Fortunately, the Congressional Research Service notes that “consumers have generally not fallen delinquent on their loan obligations” and “delinquency rates for most other types of consumer debt also notably fell.” As the CRS writes: “Some of this decline is due to consumers entering into loan forbearance agreements,” or payment deferrals.

These payment deferrals, ranging from federal student loan forbearance to private companies’ payment assistance tools, have helped millions of Americans make ends meet without falling into crisis. If these tools end as soon as the economy returns to pre-pandemic levels, as many fear will happen, the results would be catastrophic for vulnerable Americans living on a “knife edge.”  Millions of Americans will be unable to pay their loans on time, leaving them to face debt collectors, default or even file for bankruptcy. This crisis could dampen consumer demand, further prolonging full economic recovery.

Consumers, regardless of credit score, are turning to alternative financial strategies to stay afloat. Nonprime Americans, those with credit scores below 700, and their prime peers are both struggling. The December Nonprime Tracker conducted by the Center for the New Middle Class, the internal think tank of my company, Elevate Credit, showed that in the prior 3 months, 53 percent of prime Americans (up from 34 percent pre-pandemic) and 44 percent of nonprime Americans experienced an extraordinary event that disrupted their finances.

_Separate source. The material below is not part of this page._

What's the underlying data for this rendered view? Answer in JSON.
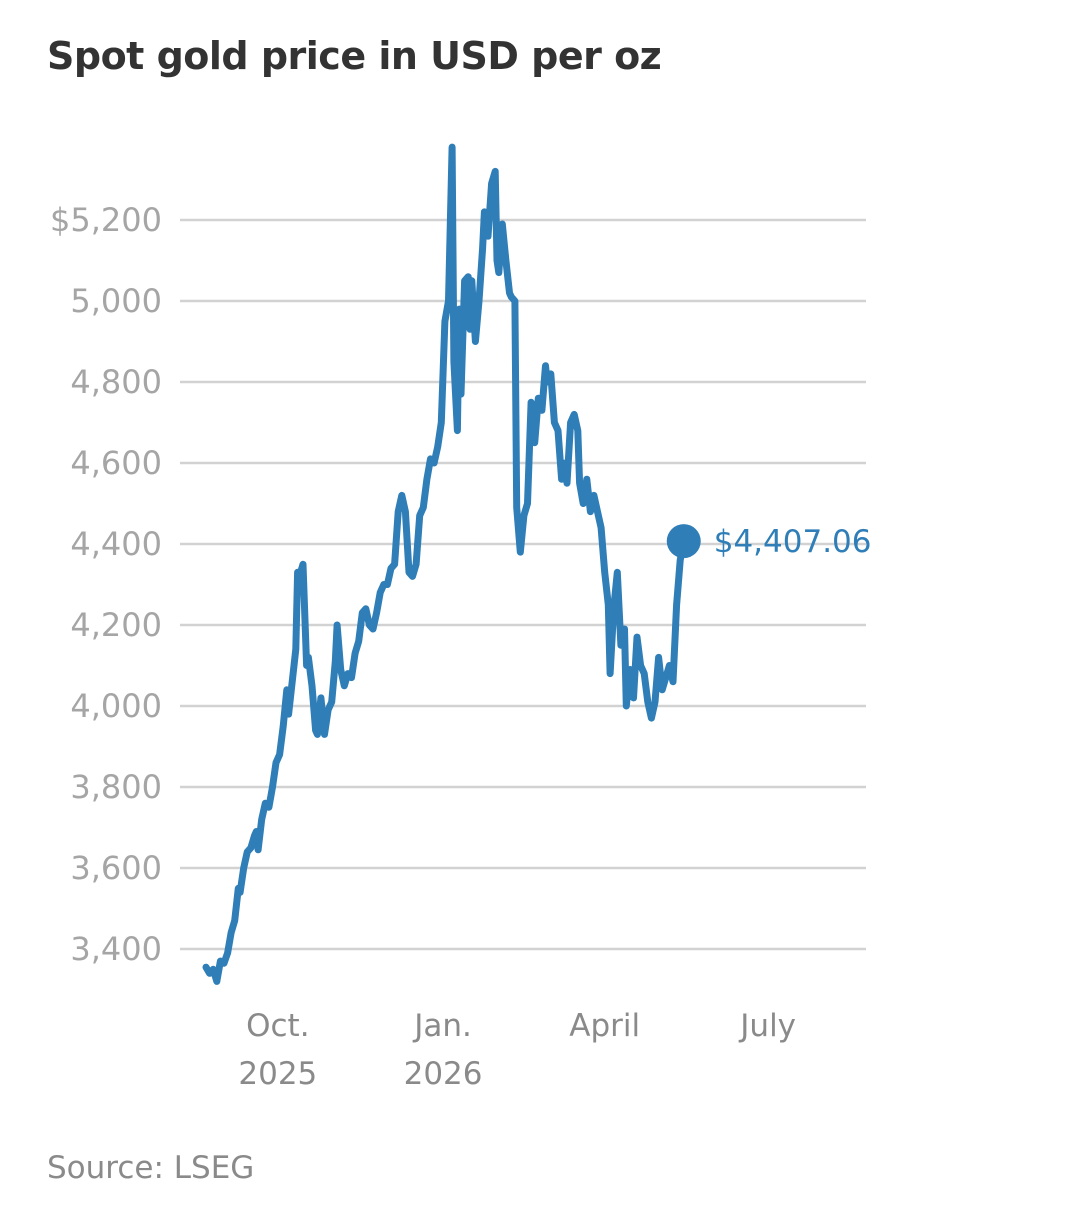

Because of financial problems like these, both prime and nonprime Americans are using their stimulus money on essentials, as the February Nonprime Tracker found. Thirty-two percent of prime and 50 percent of nonprime consumers spent at least some of their most recent stimulus checks on groceries, while 23 percent and 38 percent used it for utility bills.

Those tight budgets leave little money left to pay down debts. Taking away payment assistance tools will create further, likely catastrophic, hardships for consumers already struggling. Accordingly, all Americans, prime or nonprime, need long-term support to weather the financial uncertainties and unpredictability the pandemic has brought.

At Elevate, we’ve long been committed to helping our consumers improve their financial health. Well before the pandemic began, we began building payment assistance tools like payment grace periods, deferment options, no late fees, interest-rate reductions and principal and interest rate forgiveness. Accordingly, when COVID-19 hit the United States, we were able to quickly expand our payment assistance offerings. In 2020, these tools allowed 80,000 consumers to modify their payment plans, usually by filling out a simple online form, at no incremental cost.

Looking at how consumers have spent their money and used these tools has given us more insight into what consumers need. And payment flexibility is the clear answer: The tools have proven so valuable that we are committing to keeping them after the pandemic. At one point, we saw these payment assistance tools used by nearly 20 percent of customers, amounting to more than $100 million dollars in loans. Consumer use is now closer to 5 percent, and we expect similar rates going forward — unfortunately, emergencies and income volatility are not limited to recessions. Even after the recession officially ends, many Americans will still be struggling financially.

Offering consumers payment assistance tools will make other lenders better off too and will support consumers by preventing them from being crushed with an avalanche of debt they cannot repay. That’s why lenders should keep these payment assistance and deferral features after the pandemic is over. Many Americans will continue to need them and helping them achieve their best financial health — and avoid debt collectors, defaulting or bankruptcy — will help us all avoid a potential looming fallout of the pandemic and beyond.

 

Jason Harvison is the CEO of Elevate Credit, a leading tech-enabled provider of innovative and responsible online credit solutions for nonprime consumers.